2 Comments leave one →
  1. 29 September, 2014 8:11 am

    Hi Catbar, Yes, wading has the advantage of being more controllable, and it reduces the feeling of being overwhelmed. Lots of writers worry about deficiencies and let that erode their confidence. I try to follow the suggestion of a famous Australian writer: ‘Just write–you can always fix things up later.’ I find that helps keep me into creating rather than editing as I go.

    I haven’t looked into web-based writing groups for awhile, but they might suit you. Some of them have a huge number of members so it could be easier to find your special niche. Good luck!


  2. 28 September, 2014 7:35 pm

    I’d definitely be a ‘wader’. Too much of anything and everything too soon and too fast and all at once completely overwhelms and ‘petrifies’ me! Actually, I feel I’m getting too much of real life (RL) which is inhibiting me from writing much at all. To me, RL equates the certainty of getting interrupted, guilt over neglected chores, never having enough timeless time, and my health means I feel constantly fatigued.

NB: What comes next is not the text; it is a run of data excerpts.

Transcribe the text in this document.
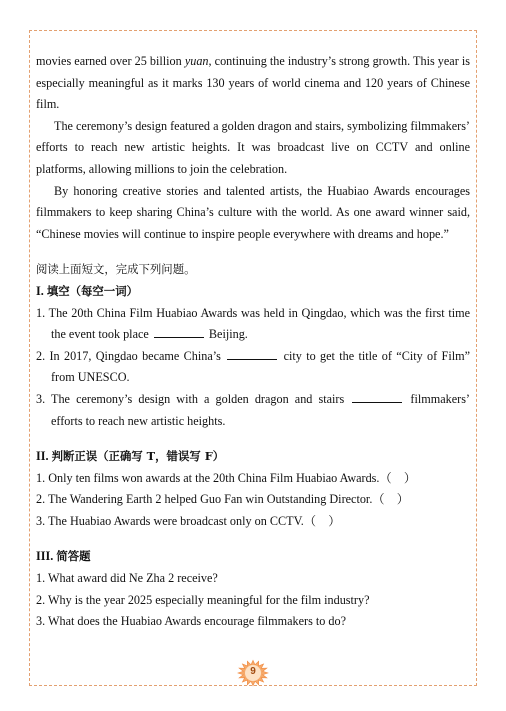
movies earned over 25 billion yuan, continuing the industry’s strong growth. This year is especially meaningful as it marks 130 years of world cinema and 120 years of Chinese film.

The ceremony’s design featured a golden dragon and stairs, symbolizing filmmakers’ efforts to reach new artistic heights. It was broadcast live on CCTV and online platforms, allowing millions to join the celebration.

By honoring creative stories and talented artists, the Huabiao Awards encourages filmmakers to keep sharing China’s culture with the world. As one award winner said, “Chinese movies will continue to inspire people everywhere with dreams and hope.”

阅读上面短文，完成下列问题。

I. 填空（每空一词）

1. The 20th China Film Huabiao Awards was held in Qingdao, which was the first time the event took place	Beijing.

2. In 2017, Qingdao became China’s	city to get the title of “City of Film” from UNESCO.

3. The ceremony’s design with a golden dragon and stairs	filmmakers’ efforts to reach new artistic heights.

II. 判断正误（正确写 T，错误写 F）

1. Only ten films won awards at the 20th China Film Huabiao Awards.（　）

2. The Wandering Earth 2 helped Guo Fan win Outstanding Director.（　）

3. The Huabiao Awards were broadcast only on CCTV.（　）

III. 简答题

1. What award did Ne Zha 2 receive?

2. Why is the year 2025 especially meaningful for the film industry?

3. What does the Huabiao Awards encourage filmmakers to do?

9
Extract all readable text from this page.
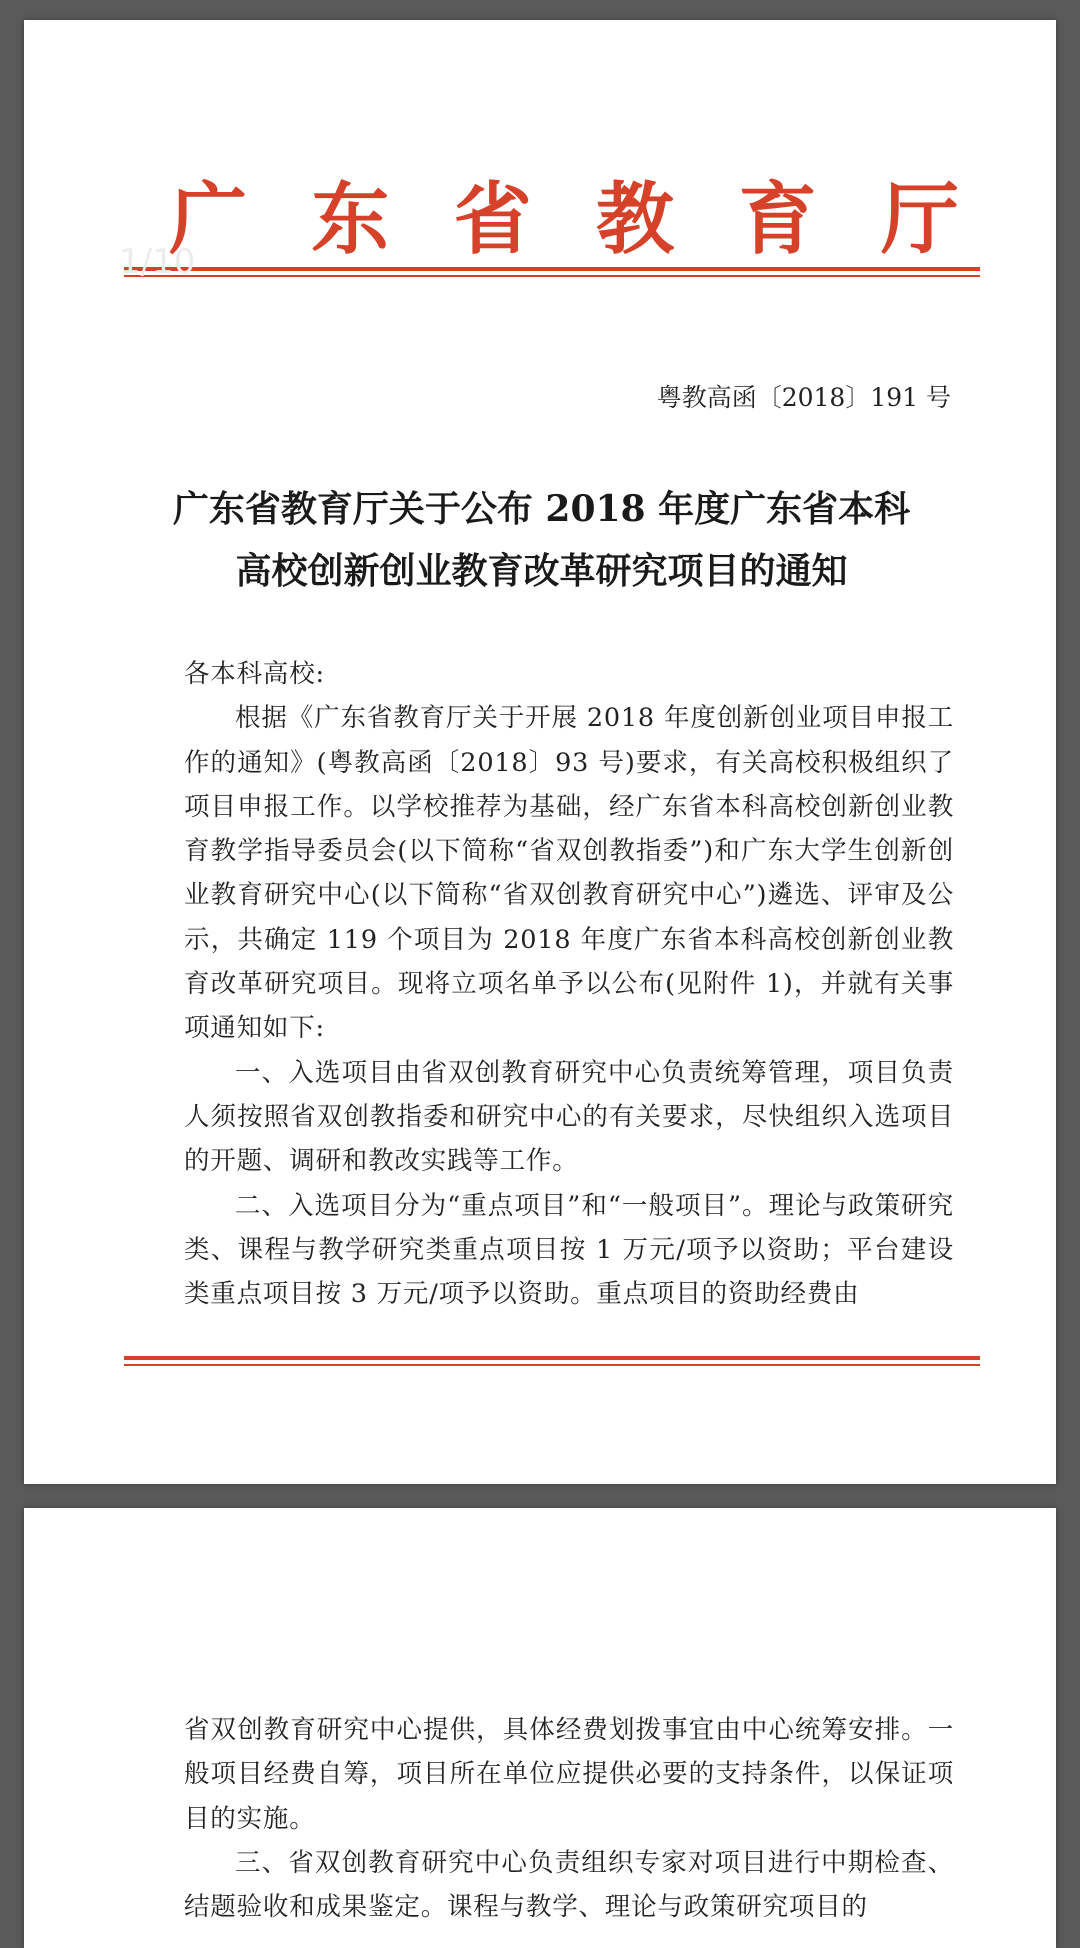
广 东 省 教 育 厅
1/10
粤教高函〔2018〕191 号
广东省教育厅关于公布 2018 年度广东省本科
高校创新创业教育改革研究项目的通知

各本科高校:

根据《广东省教育厅关于开展 2018 年度创新创业项目申报工作的通知》(粤教高函〔2018〕93 号)要求，有关高校积极组织了项目申报工作。以学校推荐为基础，经广东省本科高校创新创业教育教学指导委员会(以下简称“省双创教指委”)和广东大学生创新创业教育研究中心(以下简称“省双创教育研究中心”)遴选、评审及公示，共确定 119 个项目为 2018 年度广东省本科高校创新创业教育改革研究项目。现将立项名单予以公布(见附件 1)，并就有关事项通知如下:

一、入选项目由省双创教育研究中心负责统筹管理，项目负责人须按照省双创教指委和研究中心的有关要求，尽快组织入选项目的开题、调研和教改实践等工作。

二、入选项目分为“重点项目”和“一般项目”。理论与政策研究类、课程与教学研究类重点项目按 1 万元/项予以资助；平台建设类重点项目按 3 万元/项予以资助。重点项目的资助经费由

省双创教育研究中心提供，具体经费划拨事宜由中心统筹安排。一般项目经费自筹，项目所在单位应提供必要的支持条件，以保证项目的实施。

三、省双创教育研究中心负责组织专家对项目进行中期检查、结题验收和成果鉴定。课程与教学、理论与政策研究项目的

    What has driven me to write in the past – and still would – is wanting to make a story out of my beliefs, and what I consider to be fair or unjust; wrongs I would like to see righted; my idea of a more ideal world and society; ‘goodie’ versus ‘baddie’. I enjoy writing dialogue – often provocative, ironic, parodical, and I love description.

    Which brings me to what I see as my weaknesses in my writing, and what I feel I should fight against. I am sure I over-describe – I’m a very sensual visual person. I also find it hard to keep track of things, and am not good at interconnection, so another weakness, I feel, is that my stories tends to end up compartmentalized and linear, instead of being ‘skilfully woven’ and ‘multi-layered’.

    When I’m reading something, first and foremost I enjoy a good pacy undemanding potboiler, full of relatable-to human interraction and contention. So I try to make my stories fairly fast-paced (and try to fight that tendancy to overdescribe!) and try to show not tell – another pitfall for me as I’m often in a quandary as to when to show and when to tell.

    Goals? Mostly just self-satisfaction for myself and getting my beliefs etc down in writing. I don’t hold much hope of ever being seriously published, though it would be great to discover other likeminded people – and even perhaps find I’ve done a bit of ‘consciousness-raising’ (!). Trouble is: I don’t feel I fit in to any ‘genre’. (Story of my life, really!).